Cat and bird advocates have been at odds for a very long time. Bird advocates claim that outdoor cats are decimating bird populations. Cat advocates say that these claims are overblown and many refuse to keep cats indoors. While I’m personally a proponent of keeping cats indoors for their own health and safety, I recognize that many people feel strongly about allowing their cats to roam. And being a cat lover doesn’t mean that I don’t love birds. Many people who love animals, love all animals. Steve Crawford is a cat lover, a bird lover and inventor. Steve is trying to find a balance to allow cats and birds to enjoy the outdoors in harmony. Please enjoy Steve’s post and let us know what you think!
Guest blog by Steve Crawford
One spring morning just over a year ago, one of my cats ran by the window with a flapping bird in his jaws. This certainly wasn’t the first time I saw this, and I was often gifted by the cats with bird parts on the doorstep. But that morning, I just couldn’t take it anymore. This had to stop.
I did what any normal person would do: searched diligently on the internet for all possible solutions. The solutions were few, but the controversy I ran across was a worldwide conundrum.
The statistics are sobering. An estimated 50 million cats in the U.S. alone have access to the outdoors. They are responsible for the loss of over a billion birds a year. This doesn’t include feral cats. And neither does this blog entry. The feral cat issue is a massive controversy that is taking place in in small towns all over America and the world. It’s quite an issue with no easy answers.
“I wanted to focus on what I could do about MY cats to protect MY birds.”
I wanted to focus on what I could do about MY cats to protect MY birds. Living on acreage in the High Desert of Oregon, my cats go outside. They walk in the woods with me and the dogs. One of the cats thinks he’s a dog. They all chase each other. The cats hide in ambush and leap out at each other and the dogs. They’re chased up trees and then come back down and rejoin the walk. Not a bad life.
There is a large contingent of cat owners who adamantly oppose any cats outdoors for any reason. They cite the danger of automobiles, predators, and disease, among other reasons. I would probably feel differently if I lived in an urban environment and my cats bothered others or were at danger of getting run over by cars.
Interestingly enough, there was a very popular post on a popular social blog I read the other day that had a picture of a note found by a human on their cat’s collar. The note began with “I don’t know who this cat belongs to but…” and then it continued with information on how often the cat visited. What the cat liked to eat. How the cat rubbed on their legs, and how much they enjoyed the cat visits.

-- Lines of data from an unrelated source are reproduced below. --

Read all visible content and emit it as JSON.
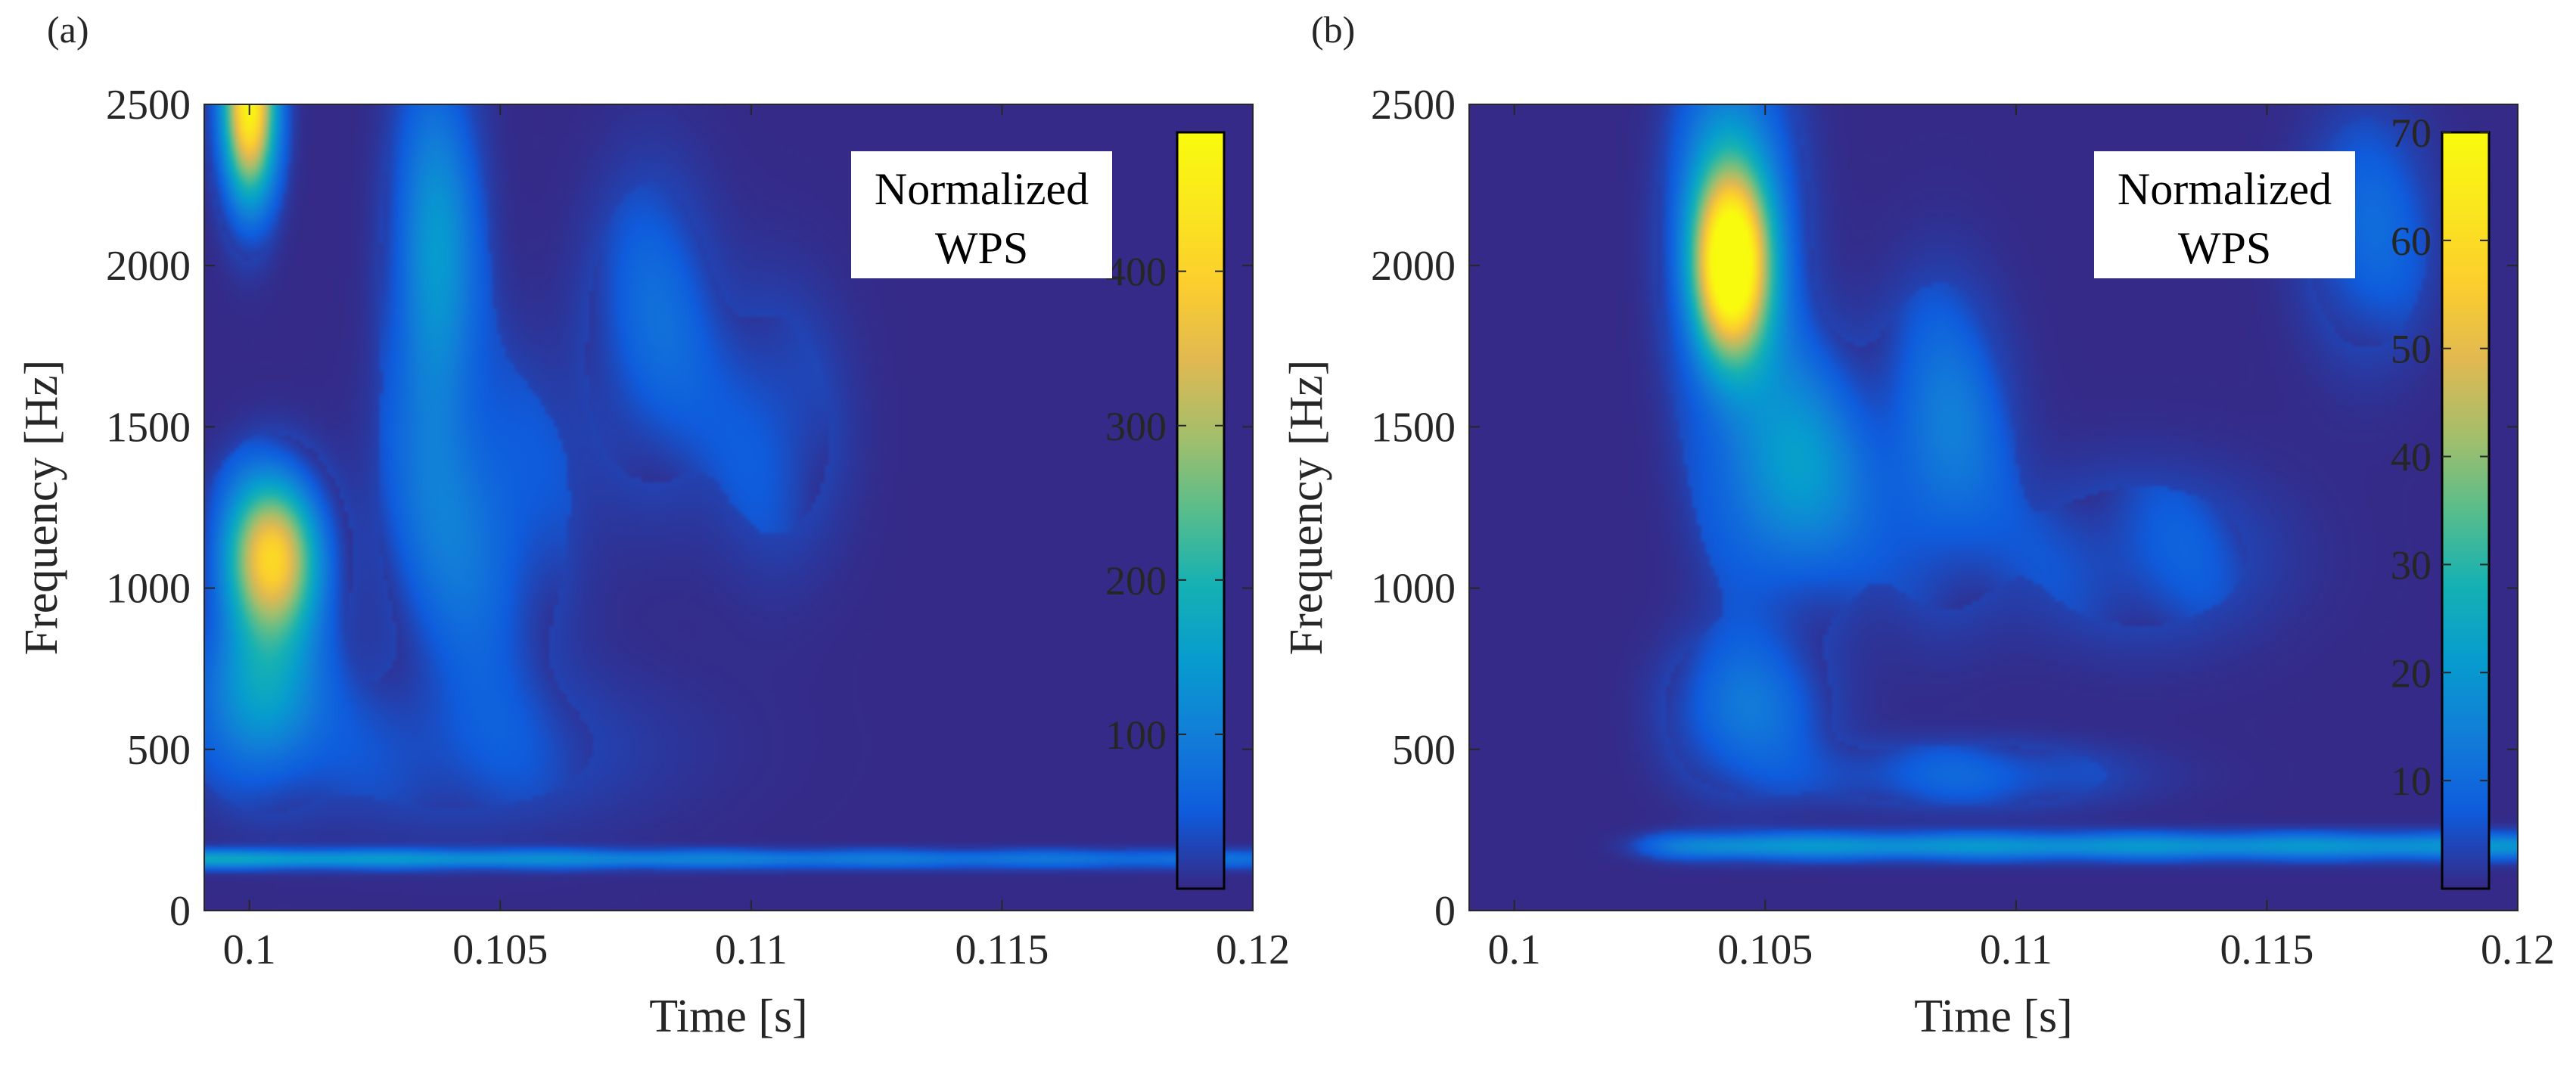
{
  "chart_data": [
    {
      "panel_label": "(a)",
      "type": "heatmap",
      "xlabel": "Time [s]",
      "ylabel": "Frequency [Hz]",
      "xlim": [
        0.0991,
        0.12
      ],
      "ylim": [
        0,
        2500
      ],
      "xticks": [
        0.1,
        0.105,
        0.11,
        0.115,
        0.12
      ],
      "xtick_labels": [
        "0.1",
        "0.105",
        "0.11",
        "0.115",
        "0.12"
      ],
      "yticks": [
        0,
        500,
        1000,
        1500,
        2000,
        2500
      ],
      "ytick_labels": [
        "0",
        "500",
        "1000",
        "1500",
        "2000",
        "2500"
      ],
      "colorbar": {
        "title_line1": "Normalized",
        "title_line2": "WPS",
        "range": [
          0,
          490
        ],
        "ticks": [
          100,
          200,
          300,
          400
        ],
        "tick_labels": [
          "100",
          "200",
          "300",
          "400"
        ],
        "colormap": "parula"
      },
      "features": [
        {
          "t": 0.1,
          "f": 2450,
          "value": 470
        },
        {
          "t": 0.1004,
          "f": 1100,
          "value": 380
        },
        {
          "t": 0.1035,
          "f": 2000,
          "value": 180
        },
        {
          "t": 0.108,
          "f": 1800,
          "value": 90
        },
        {
          "t": 0.1105,
          "f": 1550,
          "value": 60
        },
        {
          "t": 0.11,
          "f": 160,
          "value": 140
        }
      ]
    },
    {
      "panel_label": "(b)",
      "type": "heatmap",
      "xlabel": "Time [s]",
      "ylabel": "Frequency [Hz]",
      "xlim": [
        0.0991,
        0.12
      ],
      "ylim": [
        0,
        2500
      ],
      "xticks": [
        0.1,
        0.105,
        0.11,
        0.115,
        0.12
      ],
      "xtick_labels": [
        "0.1",
        "0.105",
        "0.11",
        "0.115",
        "0.12"
      ],
      "yticks": [
        0,
        500,
        1000,
        1500,
        2000,
        2500
      ],
      "ytick_labels": [
        "0",
        "500",
        "1000",
        "1500",
        "2000",
        "2500"
      ],
      "colorbar": {
        "title_line1": "Normalized",
        "title_line2": "WPS",
        "range": [
          0,
          70
        ],
        "ticks": [
          10,
          20,
          30,
          40,
          50,
          60,
          70
        ],
        "tick_labels": [
          "10",
          "20",
          "30",
          "40",
          "50",
          "60",
          "70"
        ],
        "colormap": "parula"
      },
      "features": [
        {
          "t": 0.1043,
          "f": 2000,
          "value": 66
        },
        {
          "t": 0.1055,
          "f": 1300,
          "value": 25
        },
        {
          "t": 0.1085,
          "f": 1450,
          "value": 14
        },
        {
          "t": 0.1045,
          "f": 600,
          "value": 12
        },
        {
          "t": 0.112,
          "f": 200,
          "value": 20
        },
        {
          "t": 0.117,
          "f": 2100,
          "value": 10
        }
      ]
    }
  ]
}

A study at the University of Georgia documented this sort of behavior. The project titled ‘Kitty Cams’ is fascinating. I bring it up to circle back to my cat/bird predation dilemma. To wit: you see less than 25% of what your cat kills or maims, according to the University study.
I applied this statistic to my cats and was more determined than ever to thwart their bird predation. More research led to the fascinating fact that in 1970 it was discovered that birds have a fourth vision cone. We have three: red, green & blue. RGB for all the graphic designers out there. But a bird’s fourth cone sees ultra violet light waves. These light waves, it was further determined, create an expanded palette of colors, many of which we cannot see.